China’s Ministry of Culture and Tourism has announced a ‘blacklist’ of destination gambling countries to stop Chinese gamblers from gambling abroad. China hopes to prevent travel to countries that promote gambling tourism for Chinese nationals.
Gambling is illegal in China, so Chinese gamblers just fly to overseas gambling destinations like Macau, Cambodia, and the Philippines. This demand has given rise to special VIP high roller junket tours to these gambling hubs. The junkets focus on high-end gamblers by offering private jets, luxury hotels and services, currency exchange, and credit.
But China is worried that much of the money removed from China is laundered or invested in overseas tax havens, thus robbing China of tax money. The Chinese Ministry of Culture and Tourism claims that gambling destinations are “endangering the personal and property safety of Chinese citizens.”

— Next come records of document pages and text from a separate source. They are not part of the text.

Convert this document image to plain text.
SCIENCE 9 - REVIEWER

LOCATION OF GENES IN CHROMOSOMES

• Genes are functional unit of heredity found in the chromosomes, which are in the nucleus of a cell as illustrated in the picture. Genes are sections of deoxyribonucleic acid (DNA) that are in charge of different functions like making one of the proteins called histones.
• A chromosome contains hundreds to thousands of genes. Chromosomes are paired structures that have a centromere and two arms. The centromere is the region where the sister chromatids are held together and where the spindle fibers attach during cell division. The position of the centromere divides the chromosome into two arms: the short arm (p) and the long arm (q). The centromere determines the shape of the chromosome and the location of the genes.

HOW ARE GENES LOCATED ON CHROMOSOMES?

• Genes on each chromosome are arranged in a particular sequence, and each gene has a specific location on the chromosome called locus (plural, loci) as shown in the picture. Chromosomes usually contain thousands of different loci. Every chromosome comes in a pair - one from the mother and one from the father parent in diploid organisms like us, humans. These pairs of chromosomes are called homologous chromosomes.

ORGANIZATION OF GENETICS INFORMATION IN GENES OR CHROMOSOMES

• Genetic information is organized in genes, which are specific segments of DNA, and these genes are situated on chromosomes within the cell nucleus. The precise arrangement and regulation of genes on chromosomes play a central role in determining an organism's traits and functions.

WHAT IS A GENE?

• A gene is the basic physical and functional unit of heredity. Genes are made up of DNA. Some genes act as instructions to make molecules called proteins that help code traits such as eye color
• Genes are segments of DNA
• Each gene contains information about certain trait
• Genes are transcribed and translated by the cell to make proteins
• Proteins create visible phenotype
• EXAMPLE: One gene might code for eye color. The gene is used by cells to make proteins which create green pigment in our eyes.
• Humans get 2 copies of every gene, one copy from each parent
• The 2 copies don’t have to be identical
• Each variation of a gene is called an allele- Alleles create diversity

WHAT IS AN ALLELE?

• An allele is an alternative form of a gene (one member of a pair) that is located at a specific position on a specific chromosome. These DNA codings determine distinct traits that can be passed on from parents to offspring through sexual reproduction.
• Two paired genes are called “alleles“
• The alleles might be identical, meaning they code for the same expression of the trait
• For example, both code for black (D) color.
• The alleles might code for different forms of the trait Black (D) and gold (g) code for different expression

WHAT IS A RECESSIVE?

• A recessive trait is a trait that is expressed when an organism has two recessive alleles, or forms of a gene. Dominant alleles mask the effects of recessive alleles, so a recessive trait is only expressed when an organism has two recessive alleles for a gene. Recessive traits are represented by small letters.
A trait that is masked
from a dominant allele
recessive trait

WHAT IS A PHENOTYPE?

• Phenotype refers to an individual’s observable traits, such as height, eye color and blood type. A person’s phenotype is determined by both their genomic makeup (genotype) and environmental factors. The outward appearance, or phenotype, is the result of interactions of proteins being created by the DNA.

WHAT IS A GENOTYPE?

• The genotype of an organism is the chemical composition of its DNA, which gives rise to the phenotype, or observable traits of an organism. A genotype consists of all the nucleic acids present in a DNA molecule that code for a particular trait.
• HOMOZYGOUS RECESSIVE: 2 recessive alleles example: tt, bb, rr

Since the gambling destination countries promote their services to Chinese nationals, a ‘gambling Chinatown’ has sprung up in each destination. Often, they employ Chinese nationals to reside abroad and offer gambling tours from China. And this has led to an increase in organized crime and human rights abuse in these underground communities, most notably in Sihanoukville, Cambodia. Kidnapping, extortion, and murder resulted, and this is exactly the kind of danger China warns about.
China has not released specifics on the blacklist, including which countries are on it or how they plan to block travel. Analysts at JP Morgan have suggested that casino operations in Australia, Cambodia, the Philippines, and Vietnam could suffer because of the blacklist.
“This seems to us like a continuation of its efforts to curb illegal overseas gambling and illicit cross-border capital flows since last year that have been stepped up materially in recent months,” a release from JP Morgan reported.
The analysts also noted that they don’t think Macau will be on the list because as a special administrative region (SAR) of China, it is not considered ‘overseas.’
In fact, this could prove to be a boon for Macau, which has been suffered under the pandemic and resulting lockdown. If the blacklist includes all other gambling destinations except Macau, this may drive huge amounts of revenue there. According to the analysts, “In the long term, this move could be seen as ‘ring-fencing’ gambling demand/flow within China, which in turn could drive repatriation of demand to Macau.”
Attempts to curb enthusiastic Chinese gamblers from traveling abroad have proven fruitless so far. When China demanded that the Philippines put a stop to Chinese gambling tours, the country defied them and cited their sovereignty.
While unregulated gambling venues can result in unwanted side effects like organized crime and a criminal underground, the simple fact remains. Chinese people will gamble, whether China wants them to or not.